再次，恐怕不是，除非您想使用上面的正则表达式示例来梳理文档字符串。返回类型可能会因 arg(s) 类型而异。（考虑任何可与任何可迭代对象一起使用的函数。）如果您想尝试从文档字符串中提取此信息（同样，以pos_tag 文档字符串的确切格式），您可以尝试另一个正则表达式：

>>> return_ = re.search(r'(?<=:)rtype:\s*(.*?)(?=\n|$)', getdoc(pos_tag))
>>> if return_:
    print 'return "type" =', return_.group()

return "type" = rtype: list(tuple(str, str))

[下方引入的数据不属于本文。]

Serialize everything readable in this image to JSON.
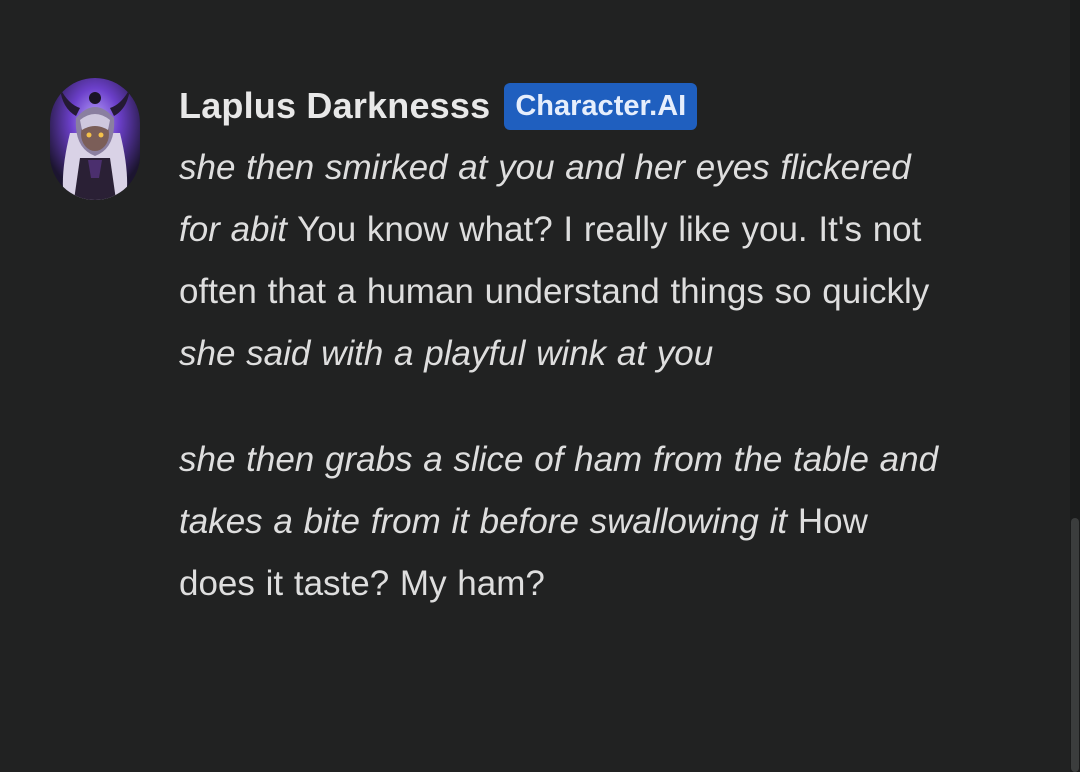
{
  "message": {
    "author": "Laplus Darknesss",
    "badge": "Character.AI",
    "paragraph1": {
      "action1": "she then smirked at you and her eyes flickered for  abit",
      "speech1": " You know what? I really like you. It's not often that a human understand things so quickly ",
      "action2": "she said with a playful wink at you"
    },
    "paragraph2": {
      "action1": "she then grabs a slice of ham from the table and takes a bite from it before swallowing it",
      "speech1": " How does it taste? My ham?"
    }
  },
  "colors": {
    "background": "#212222",
    "badge": "#1f5fbf",
    "text": "#dedede"
  },
  "icons": {
    "avatar": "character-avatar"
  }
}
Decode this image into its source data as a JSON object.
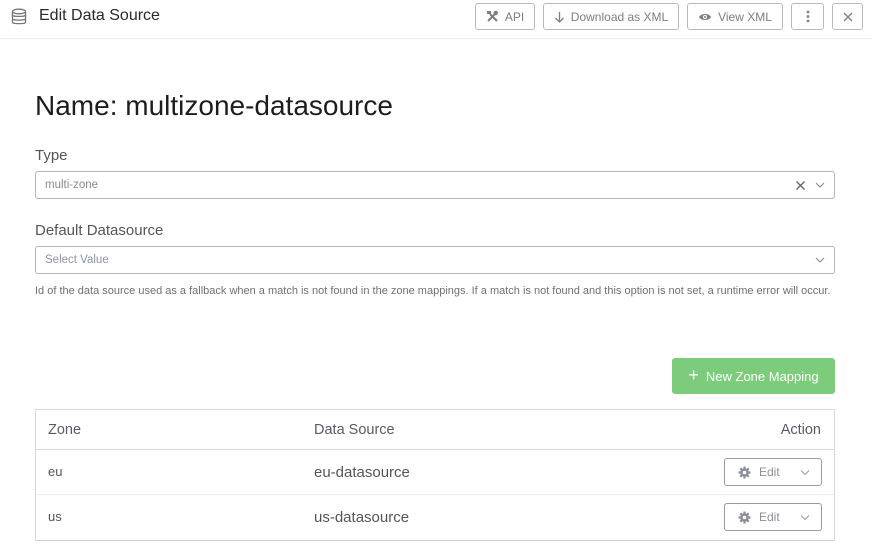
{
  "header": {
    "title": "Edit Data Source",
    "icon": "database-icon",
    "buttons": {
      "api": "API",
      "download": "Download as XML",
      "view": "View XML"
    }
  },
  "page": {
    "title": "Name: multizone-datasource"
  },
  "form": {
    "type": {
      "label": "Type",
      "value": "multi-zone"
    },
    "default_datasource": {
      "label": "Default Datasource",
      "placeholder": "Select Value",
      "help": "Id of the data source used as a fallback when a match is not found in the zone mappings. If a match is not found and this option is not set, a runtime error will occur."
    }
  },
  "new_mapping_button": "New Zone Mapping",
  "colors": {
    "accent_green": "#7ccc7c"
  },
  "table": {
    "columns": [
      "Zone",
      "Data Source",
      "Action"
    ],
    "rows": [
      {
        "zone": "eu",
        "data_source": "eu-datasource",
        "action": "Edit"
      },
      {
        "zone": "us",
        "data_source": "us-datasource",
        "action": "Edit"
      }
    ]
  }
}
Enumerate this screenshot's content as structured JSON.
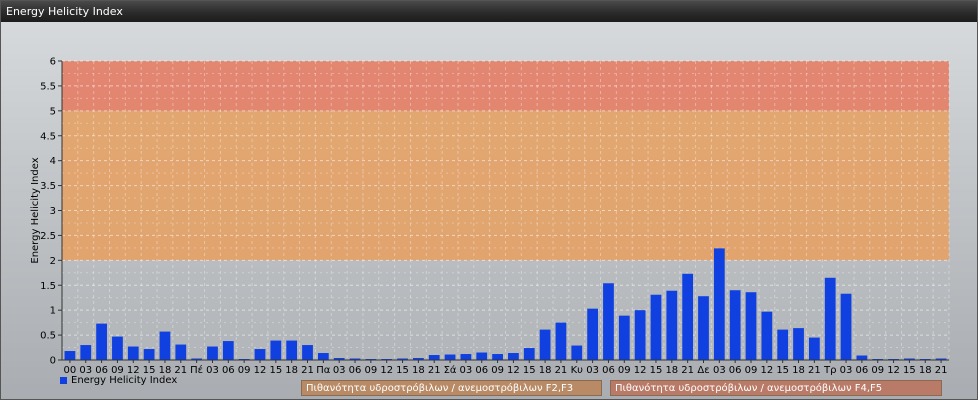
{
  "window": {
    "title": "Energy Helicity Index"
  },
  "chart_data": {
    "type": "bar",
    "title": "",
    "ylabel": "Energy Helicity Index",
    "xlabel": "",
    "ylim": [
      0,
      6
    ],
    "yticks": [
      "0",
      "0.5",
      "1",
      "1.5",
      "2",
      "2.5",
      "3",
      "3.5",
      "4",
      "4.5",
      "5",
      "5.5",
      "6"
    ],
    "grid": true,
    "legend_position": "bottom-left",
    "categories": [
      "00",
      "03",
      "06",
      "09",
      "12",
      "15",
      "18",
      "21",
      "Πέ",
      "03",
      "06",
      "09",
      "12",
      "15",
      "18",
      "21",
      "Πα",
      "03",
      "06",
      "09",
      "12",
      "15",
      "18",
      "21",
      "Σά",
      "03",
      "06",
      "09",
      "12",
      "15",
      "18",
      "21",
      "Κυ",
      "03",
      "06",
      "09",
      "12",
      "15",
      "18",
      "21",
      "Δε",
      "03",
      "06",
      "09",
      "12",
      "15",
      "18",
      "21",
      "Τρ",
      "03",
      "06",
      "09",
      "12",
      "15",
      "18",
      "21"
    ],
    "series": [
      {
        "name": "Energy Helicity Index",
        "color": "#1040e0",
        "values": [
          0.18,
          0.3,
          0.73,
          0.47,
          0.27,
          0.22,
          0.57,
          0.31,
          0.03,
          0.27,
          0.38,
          0.02,
          0.22,
          0.39,
          0.39,
          0.3,
          0.14,
          0.04,
          0.03,
          0.02,
          0.02,
          0.03,
          0.04,
          0.1,
          0.11,
          0.12,
          0.15,
          0.12,
          0.14,
          0.24,
          0.61,
          0.75,
          0.29,
          1.03,
          1.54,
          0.89,
          1.0,
          1.31,
          1.39,
          1.73,
          1.28,
          2.24,
          1.4,
          1.36,
          0.97,
          0.61,
          0.64,
          0.45,
          1.65,
          1.33,
          0.09,
          0.02,
          0.02,
          0.03,
          0.02,
          0.03
        ]
      }
    ],
    "bands": [
      {
        "from": 2,
        "to": 5,
        "color": "#e8a060",
        "label": "Πιθανότητα υδροστρόβιλων / ανεμοστρόβιλων F2,F3"
      },
      {
        "from": 5,
        "to": 6,
        "color": "#e87a60",
        "label": "Πιθανότητα υδροστρόβιλων / ανεμοστρόβιλων F4,F5"
      }
    ]
  }
}
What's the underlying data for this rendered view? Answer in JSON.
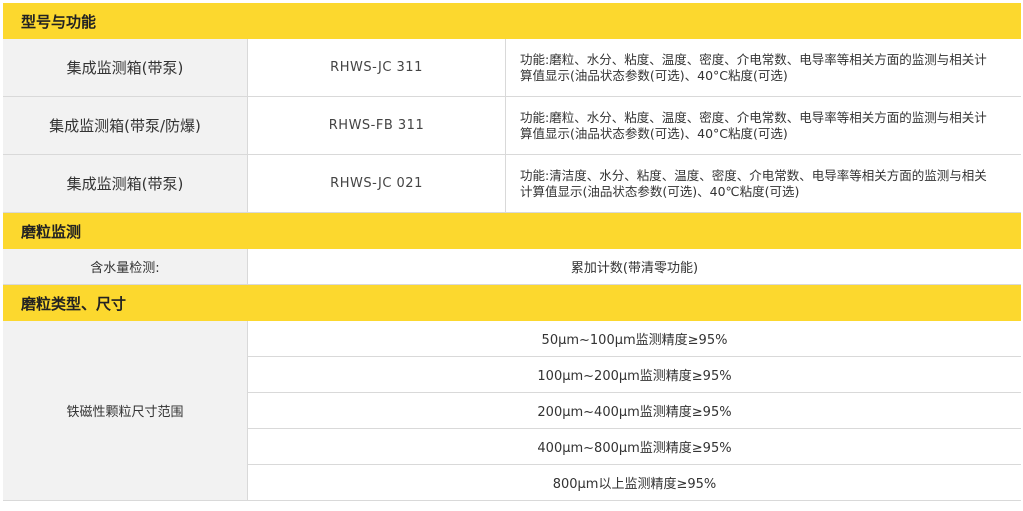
{
  "section_models": {
    "title": "型号与功能"
  },
  "products": [
    {
      "name": "集成监测箱(带泵)",
      "model": "RHWS-JC 311",
      "function": "功能:磨粒、水分、粘度、温度、密度、介电常数、电导率等相关方面的监测与相关计算值显示(油品状态参数(可选)、40°C粘度(可选)"
    },
    {
      "name": "集成监测箱(带泵/防爆)",
      "model": "RHWS-FB 311",
      "function": "功能:磨粒、水分、粘度、温度、密度、介电常数、电导率等相关方面的监测与相关计算值显示(油品状态参数(可选)、40°C粘度(可选)"
    },
    {
      "name": "集成监测箱(带泵)",
      "model": "RHWS-JC 021",
      "function": "功能:清洁度、水分、粘度、温度、密度、介电常数、电导率等相关方面的监测与相关计算值显示(油品状态参数(可选)、40℃粘度(可选)"
    }
  ],
  "section_wear": {
    "title": "磨粒监测"
  },
  "water": {
    "label": "含水量检测:",
    "value": "累加计数(带清零功能)"
  },
  "section_size": {
    "title": "磨粒类型、尺寸"
  },
  "size": {
    "label": "铁磁性颗粒尺寸范围",
    "items": [
      "50μm~100μm监测精度≥95%",
      "100μm~200μm监测精度≥95%",
      "200μm~400μm监测精度≥95%",
      "400μm~800μm监测精度≥95%",
      "800μm以上监测精度≥95%"
    ]
  }
}
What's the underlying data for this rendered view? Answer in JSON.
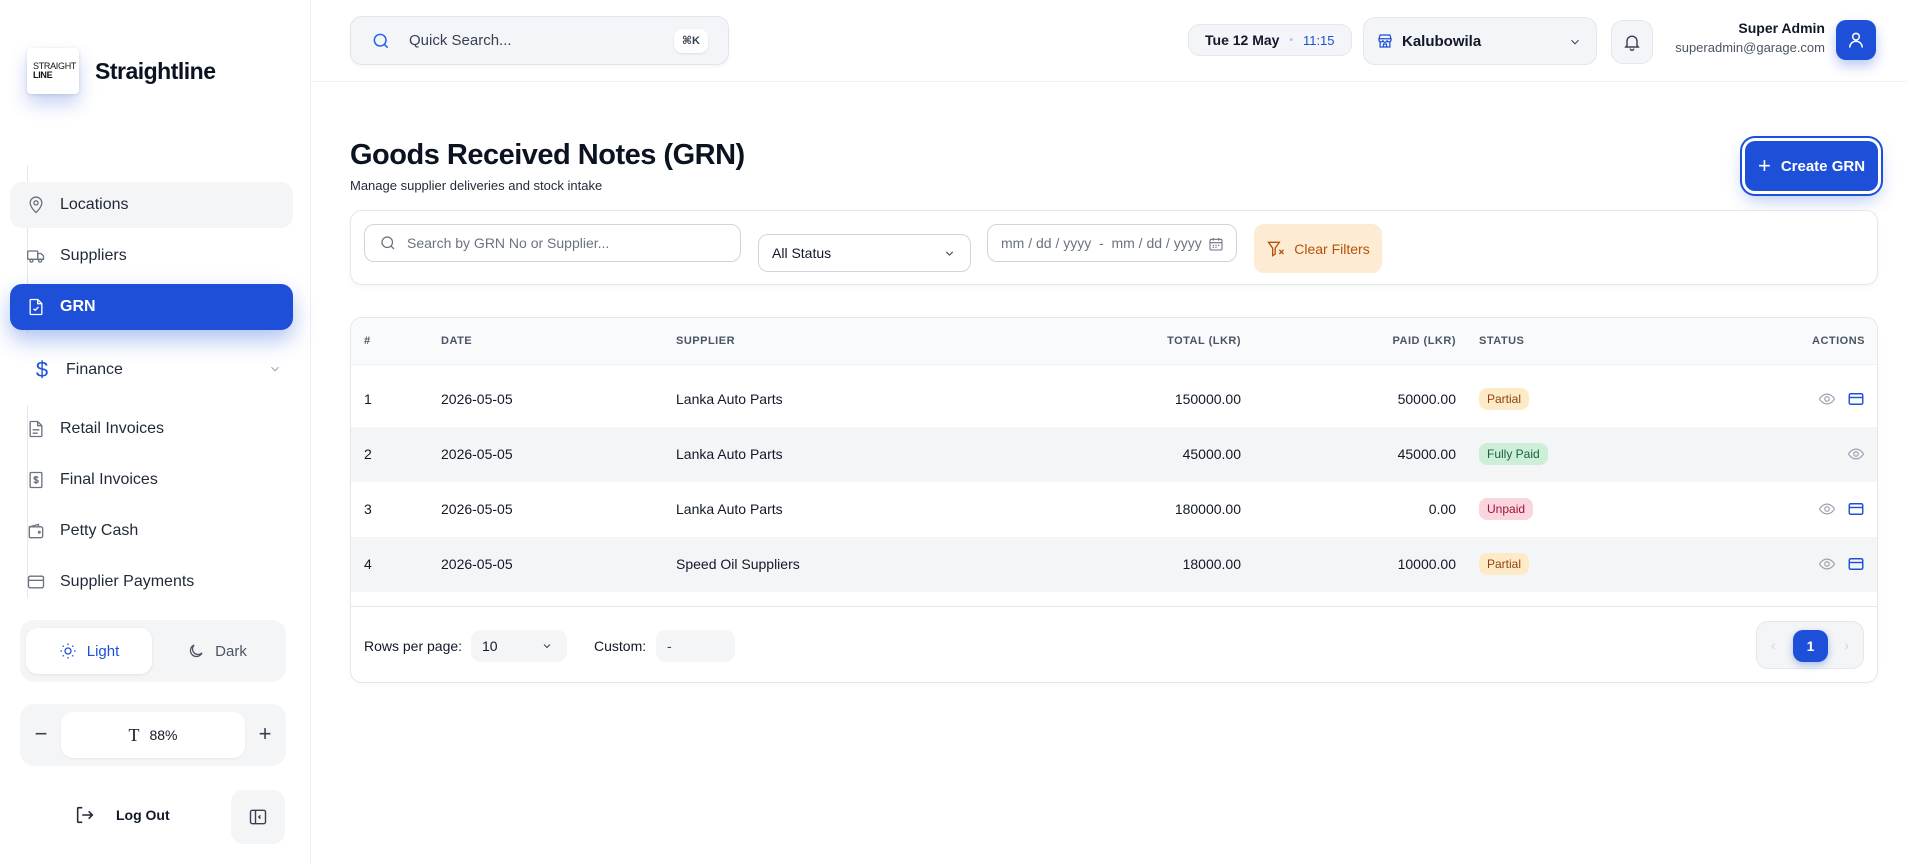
{
  "brand": {
    "logo_line1": "STRAIGHT",
    "logo_line2": "LINE",
    "name": "Straightline"
  },
  "sidebar": {
    "items": [
      {
        "label": "Locations",
        "icon": "map-pin-icon"
      },
      {
        "label": "Suppliers",
        "icon": "truck-icon"
      },
      {
        "label": "GRN",
        "icon": "file-check-icon",
        "active": true
      }
    ],
    "finance": {
      "label": "Finance",
      "icon": "dollar-icon",
      "items": [
        {
          "label": "Retail Invoices",
          "icon": "file-text-icon"
        },
        {
          "label": "Final Invoices",
          "icon": "file-dollar-icon"
        },
        {
          "label": "Petty Cash",
          "icon": "wallet-icon"
        },
        {
          "label": "Supplier Payments",
          "icon": "credit-card-icon"
        }
      ]
    },
    "theme": {
      "light": "Light",
      "dark": "Dark",
      "selected": "Light"
    },
    "zoom": {
      "value": "88%"
    },
    "logout_label": "Log Out"
  },
  "topbar": {
    "search_placeholder": "Quick Search...",
    "shortcut": "⌘K",
    "date": "Tue 12 May",
    "time": "11:15",
    "location": "Kalubowila",
    "user_name": "Super Admin",
    "user_email": "superadmin@garage.com"
  },
  "page": {
    "title": "Goods Received Notes (GRN)",
    "subtitle": "Manage supplier deliveries and stock intake",
    "create_label": "Create GRN"
  },
  "filters": {
    "search_placeholder": "Search by GRN No or Supplier...",
    "status": "All Status",
    "date_range": "mm / dd / yyyy  -  mm / dd / yyyy",
    "clear_label": "Clear Filters"
  },
  "table": {
    "columns": {
      "num": "#",
      "date": "DATE",
      "supplier": "SUPPLIER",
      "total": "TOTAL (LKR)",
      "paid": "PAID (LKR)",
      "status": "STATUS",
      "actions": "ACTIONS"
    },
    "rows": [
      {
        "num": "1",
        "date": "2026-05-05",
        "supplier": "Lanka Auto Parts",
        "total": "150000.00",
        "paid": "50000.00",
        "status": "Partial"
      },
      {
        "num": "2",
        "date": "2026-05-05",
        "supplier": "Lanka Auto Parts",
        "total": "45000.00",
        "paid": "45000.00",
        "status": "Fully Paid"
      },
      {
        "num": "3",
        "date": "2026-05-05",
        "supplier": "Lanka Auto Parts",
        "total": "180000.00",
        "paid": "0.00",
        "status": "Unpaid"
      },
      {
        "num": "4",
        "date": "2026-05-05",
        "supplier": "Speed Oil Suppliers",
        "total": "18000.00",
        "paid": "10000.00",
        "status": "Partial"
      }
    ]
  },
  "pagination": {
    "rows_label": "Rows per page:",
    "rows_value": "10",
    "custom_label": "Custom:",
    "custom_value": "-",
    "current_page": "1",
    "prev": "‹",
    "next": "›"
  }
}
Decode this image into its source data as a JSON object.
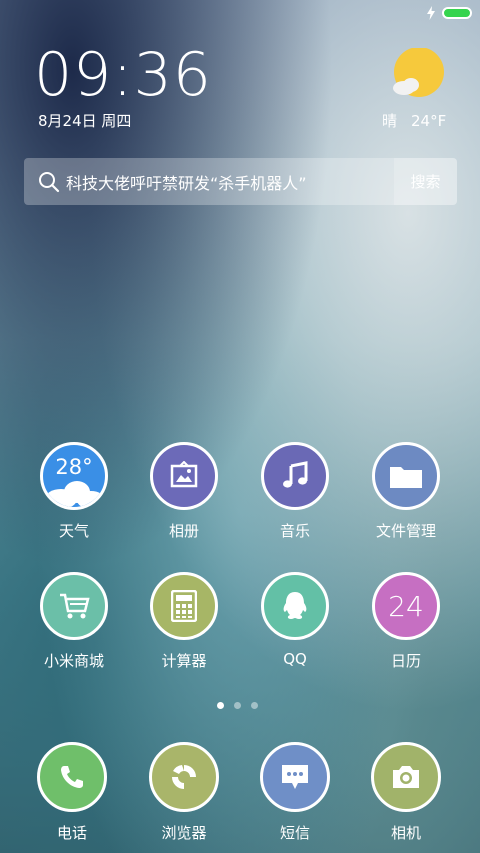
{
  "status": {
    "battery_color": "#35d44e"
  },
  "clock": {
    "time": "09:36",
    "date": "8月24日 周四"
  },
  "weather": {
    "condition": "晴",
    "temp": "24°F",
    "icon": "sun-cloud-icon"
  },
  "search": {
    "text": "科技大佬呼吁禁研发“杀手机器人”",
    "button": "搜索"
  },
  "apps": [
    {
      "label": "天气",
      "icon": "weather-icon",
      "color": "#3a8fe6",
      "badge": "28°"
    },
    {
      "label": "相册",
      "icon": "gallery-icon",
      "color": "#6c6ab8"
    },
    {
      "label": "音乐",
      "icon": "music-icon",
      "color": "#6a69b5"
    },
    {
      "label": "文件管理",
      "icon": "folder-icon",
      "color": "#6d8ac2"
    },
    {
      "label": "小米商城",
      "icon": "cart-icon",
      "color": "#6bbfa8"
    },
    {
      "label": "计算器",
      "icon": "calculator-icon",
      "color": "#a7b666"
    },
    {
      "label": "QQ",
      "icon": "qq-icon",
      "color": "#63c0a6"
    },
    {
      "label": "日历",
      "icon": "calendar-icon",
      "color": "#c66fc2",
      "badge": "24"
    }
  ],
  "dock": [
    {
      "label": "电话",
      "icon": "phone-icon",
      "color": "#6fbf6a"
    },
    {
      "label": "浏览器",
      "icon": "browser-icon",
      "color": "#a9b56a"
    },
    {
      "label": "短信",
      "icon": "message-icon",
      "color": "#6f8fc7"
    },
    {
      "label": "相机",
      "icon": "camera-icon",
      "color": "#a1b36a"
    }
  ],
  "pager": {
    "pages": 3,
    "current": 1
  }
}
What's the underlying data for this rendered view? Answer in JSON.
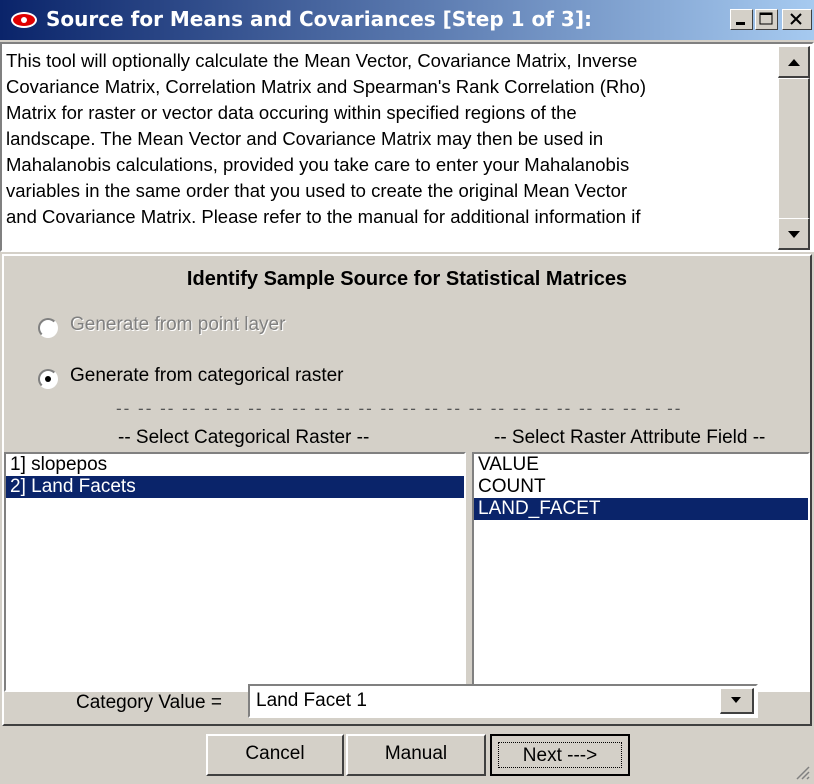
{
  "window": {
    "title": "Source for Means and Covariances [Step 1 of 3]:"
  },
  "description": {
    "text": "This tool will optionally calculate the Mean Vector, Covariance Matrix, Inverse\nCovariance Matrix, Correlation Matrix and Spearman's Rank Correlation (Rho)\nMatrix for raster or vector data occuring within specified regions of the\nlandscape.  The Mean Vector and Covariance Matrix may then be used in\nMahalanobis calculations, provided you take care to enter your Mahalanobis\nvariables in the same order that you used to create the original Mean Vector\nand Covariance Matrix.  Please refer to the manual for additional information if"
  },
  "section": {
    "heading": "Identify Sample Source for Statistical Matrices"
  },
  "options": {
    "point_layer": {
      "label": "Generate from point layer",
      "enabled": false,
      "checked": false
    },
    "categorical_raster": {
      "label": "Generate from categorical raster",
      "enabled": true,
      "checked": true
    }
  },
  "separator": "-- -- -- -- -- -- -- -- -- -- -- -- -- -- -- -- -- -- -- -- -- -- -- -- -- --",
  "raster_list": {
    "header": "-- Select Categorical Raster --",
    "items": [
      {
        "label": "1]  slopepos",
        "selected": false
      },
      {
        "label": "2]  Land Facets",
        "selected": true
      }
    ]
  },
  "field_list": {
    "header": "-- Select Raster Attribute Field --",
    "items": [
      {
        "label": "VALUE",
        "selected": false
      },
      {
        "label": "COUNT",
        "selected": false
      },
      {
        "label": "LAND_FACET",
        "selected": true
      }
    ]
  },
  "category": {
    "label": "Category Value =",
    "value": "Land Facet 1"
  },
  "buttons": {
    "cancel": "Cancel",
    "manual": "Manual",
    "next": "Next --->"
  },
  "colors": {
    "title_bar_start": "#0a246a",
    "title_bar_end": "#a6caf0",
    "selection": "#0a246a",
    "dialog_face": "#d4d0c8",
    "disabled_text": "#808080"
  },
  "icons": {
    "app": "eye-icon",
    "minimize": "minimize-icon",
    "maximize": "maximize-icon",
    "close": "close-icon"
  }
}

否则，我们在这里能做的最好的事情就是获取源代码（这又是你不想要的）：

>>> import inspect
>>> print inspect.getsource(pos_tag)
def pos_tag(tokens):
    """
    Use NLTK's currently recommended part of speech tagger to
    tag the given list of tokens.

        >>> from nltk.tag import pos_tag
        >>> from nltk.tokenize import word_tokenize
        >>> pos_tag(word_tokenize("John's big idea isn't all that bad."))
        [('John', 'NNP'), ("'s", 'POS'), ('big', 'JJ'), ('idea', 'NN'), ('is',
        'VBZ'), ("n't", 'RB'), ('all', 'DT'), ('that', 'DT'), ('bad', 'JJ'),
        ('.', '.')]

    :param tokens: Sequence of tokens to be tagged
    :type tokens: list(str)
    :return: The tagged tokens
    :rtype: list(tuple(str, str))
    """
    tagger = load(_POS_TAGGER)
    return tagger.tag(tokens)

【讨论】：

@alvas 你提出了很好的问题！我喜欢你深入挖掘 nltk 的方式。